在本实施例中,在终端中进行数据建模的过程中往往会涉及到很多个变量,当变量彼此之间的相关性比较高时,即变量之间的相关系数的绝对值比较大时,变量之间会表现出很强的共线性,容易造成模型失真。所以为了避免模型失真,需要识别出变量相关性比较高的变量进行相应的处理。首先,获取待处理的相关系数表,其中,相关系数表是预先通过计算多个变量两两之间的相关性得到的,里面记载了两两变量之间的相关系数,相关系数的绝对值代表了两个变量之间的相关性,绝对值越大,说明两个变量之间的相关性越大。具体的,为了识别出相关性比较高的变量,首先,终端根据用户的指令获取待处理的相关系数表,相关系数表中记载了多个变量两两之间的相关系数,表1为一个实施例中相关系数表的示意图:
表1
变量名称 | A1 | A2 | A3 | ... | An |
A1 | 1 | 0.007482 | 0.027993 | ... | 0.684049 |
A2 | 0.007482 | 1 | 0.835227 | ... | 0.472902 |
A3 | 0.027993 | 0.835227 | 1 | ... | -0.616960 |
... | ... | ... | ... | 1 | ... |
An | 0.684049 | 0.472902 | -0.616960 | ... | 1 |
其中,A1,A2,A3,...An表示的是各个变量,任两个变量都对应一个相关系数,比如,A1和A2对应的相关系数为0.007482(即A1行和A2列对
应的值或者A2行和A1列对应的值)。而每个相关系数的绝对值的大小代表了两个变量彼此之间的相关性,绝对值越大,说明两个变量之间的相关性越高。
步骤204,查找相关系数表中相关系数的绝对值大于预设阈值的相关系数,将绝对值大于预设阈值的相关系数作为目标相关系数,并将目标相关系数进行标记。
在本实施例中,在终端中预先设置相关系数的阈值,两个变量之间的相关系数只有大于该预设阈值才认为两个变量相关,否则,说明该两个变量不相关。查找相关系数表中相关系数的绝对值大于预设阈值的相关系数,将查找到的相关系数作为目标相关系数,并将这些目标相关系数进行标记。

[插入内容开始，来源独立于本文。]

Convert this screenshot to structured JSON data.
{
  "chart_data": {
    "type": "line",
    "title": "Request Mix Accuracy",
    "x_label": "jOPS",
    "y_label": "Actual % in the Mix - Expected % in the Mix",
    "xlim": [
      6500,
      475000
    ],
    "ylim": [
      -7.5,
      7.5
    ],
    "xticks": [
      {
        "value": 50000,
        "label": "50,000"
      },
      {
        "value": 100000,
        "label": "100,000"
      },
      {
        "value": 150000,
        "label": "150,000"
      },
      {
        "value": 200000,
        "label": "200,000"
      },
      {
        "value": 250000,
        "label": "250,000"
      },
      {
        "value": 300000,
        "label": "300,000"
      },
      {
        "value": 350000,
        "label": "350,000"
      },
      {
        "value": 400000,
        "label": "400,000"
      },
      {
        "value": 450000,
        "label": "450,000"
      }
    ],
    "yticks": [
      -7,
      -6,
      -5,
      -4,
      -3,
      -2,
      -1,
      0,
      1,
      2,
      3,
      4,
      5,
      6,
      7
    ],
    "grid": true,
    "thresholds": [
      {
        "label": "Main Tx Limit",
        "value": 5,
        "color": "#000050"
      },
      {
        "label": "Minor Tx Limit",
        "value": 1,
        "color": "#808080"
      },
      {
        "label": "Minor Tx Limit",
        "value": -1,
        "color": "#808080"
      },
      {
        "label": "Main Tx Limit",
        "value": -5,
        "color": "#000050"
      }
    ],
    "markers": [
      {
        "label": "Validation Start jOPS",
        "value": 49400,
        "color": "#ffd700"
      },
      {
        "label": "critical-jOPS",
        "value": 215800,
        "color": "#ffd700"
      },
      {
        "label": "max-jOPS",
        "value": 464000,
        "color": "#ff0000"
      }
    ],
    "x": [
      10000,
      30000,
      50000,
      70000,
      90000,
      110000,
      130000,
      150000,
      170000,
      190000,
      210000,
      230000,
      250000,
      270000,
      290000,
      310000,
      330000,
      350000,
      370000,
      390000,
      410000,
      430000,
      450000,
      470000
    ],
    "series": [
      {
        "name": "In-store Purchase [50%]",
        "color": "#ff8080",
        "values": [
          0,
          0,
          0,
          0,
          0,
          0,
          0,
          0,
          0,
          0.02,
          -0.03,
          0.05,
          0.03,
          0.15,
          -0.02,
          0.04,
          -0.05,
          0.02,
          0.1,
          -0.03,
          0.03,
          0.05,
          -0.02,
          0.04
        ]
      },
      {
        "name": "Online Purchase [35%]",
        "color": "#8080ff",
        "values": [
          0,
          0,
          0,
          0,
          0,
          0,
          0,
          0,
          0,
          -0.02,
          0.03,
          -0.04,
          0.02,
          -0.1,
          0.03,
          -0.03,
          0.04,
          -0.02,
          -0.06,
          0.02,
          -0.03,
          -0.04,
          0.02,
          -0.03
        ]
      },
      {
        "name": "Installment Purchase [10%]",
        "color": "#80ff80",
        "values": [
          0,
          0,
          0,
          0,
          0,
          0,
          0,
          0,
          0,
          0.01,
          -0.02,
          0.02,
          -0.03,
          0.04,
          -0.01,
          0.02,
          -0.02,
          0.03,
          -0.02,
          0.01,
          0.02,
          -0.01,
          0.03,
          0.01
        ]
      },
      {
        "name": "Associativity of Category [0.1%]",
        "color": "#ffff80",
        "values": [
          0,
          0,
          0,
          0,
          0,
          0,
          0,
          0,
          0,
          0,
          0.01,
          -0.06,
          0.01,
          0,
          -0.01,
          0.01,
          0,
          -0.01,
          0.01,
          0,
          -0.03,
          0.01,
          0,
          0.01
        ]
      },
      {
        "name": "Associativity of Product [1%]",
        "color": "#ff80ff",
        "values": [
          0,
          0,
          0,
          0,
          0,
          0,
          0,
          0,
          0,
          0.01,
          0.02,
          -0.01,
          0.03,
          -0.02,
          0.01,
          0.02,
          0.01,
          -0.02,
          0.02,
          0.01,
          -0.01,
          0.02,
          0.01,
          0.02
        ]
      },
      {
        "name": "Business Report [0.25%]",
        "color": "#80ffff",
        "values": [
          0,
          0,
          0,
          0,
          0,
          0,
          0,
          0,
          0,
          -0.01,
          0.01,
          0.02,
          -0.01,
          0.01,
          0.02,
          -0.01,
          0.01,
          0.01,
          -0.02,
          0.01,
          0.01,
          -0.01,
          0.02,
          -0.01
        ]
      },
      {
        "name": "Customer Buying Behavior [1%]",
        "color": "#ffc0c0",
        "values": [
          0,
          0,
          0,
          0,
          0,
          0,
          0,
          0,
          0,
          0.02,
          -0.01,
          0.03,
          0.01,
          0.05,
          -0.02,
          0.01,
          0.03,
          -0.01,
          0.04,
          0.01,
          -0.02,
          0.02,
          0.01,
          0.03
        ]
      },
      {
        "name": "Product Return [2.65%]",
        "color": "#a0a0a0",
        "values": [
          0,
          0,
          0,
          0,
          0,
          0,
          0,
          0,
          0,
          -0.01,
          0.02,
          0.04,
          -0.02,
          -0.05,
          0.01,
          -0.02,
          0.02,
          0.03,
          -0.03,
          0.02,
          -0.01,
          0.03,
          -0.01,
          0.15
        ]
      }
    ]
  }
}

具体地,比如,预设阈值设为0.75,凡是相关系数的绝对值大于该预设阈值的就说明两个变量相关。遍历整个相关系数表,找到所有相关系数的绝对值大于该预设阈值(>0.75)的相关系数,并将这些相关系数作为目标相关系数,然后将这些目标相关系数进行标记,便于后续进行对应的处理。
步骤206,根据目标相关系数将具有相关性的多个变量进行聚类归为同一组,并为该组分配一个唯一的组号。
在本实施例中,相关系数表中的相关系数代表的是两个变量的相关性,只有相关性大于预设阈值,两个变量才认为是相关的,否则就是不相关的。故,两个变量相关定义为:如果相关系数的绝对值大于预设阈值,则对应的两个变量相关;三个变量相关定义为:如果A和B的相关系数绝对值大于预设阈值,B和C的相关系数绝对值大于预设阈值,则A、B和C相关。也就是说,三个变量相关并不要求彼此都相关,只需要两两相关的变量具有一个共同的变量即可。即当A和B相关,B和C相关,两者有共同的变量B就可以将三者关联起来,此时不管A和C的相关系数绝对值是否大于预设阈值,A和B和C都相关,依次类推,可以得到三个以上的变量是否相关。具体地,由于目标相关系数是指绝对值大于预设阈值的相关系数,所以与目标相关系数对应的两个变量必然是相关的。两个相关的变量称为一对相关变量,如果
两对相关变量具有相同的变量,那么该两对中包括的变量都相关,进一步的,如果有其他变量与这两对变量中的任一变量相关,那么该其他变量也与这三个变量相关,依次类推。比如,A和B相关,B和C相关、C和D相关,D和E相关,那么A、B、C、D和E这多个变量相关。也就是说,对于相关的几个变量,只要其他变量与该相关的几个变量中的任何一个相关,则该其他变量与这几个变量相关。在本实施例中,终端通过聚类将相关的多个变量归为同一组,即将多个相关的变量分为一组,并为该组分配一个组号,也就是说,具有相同组号的多个变量相关。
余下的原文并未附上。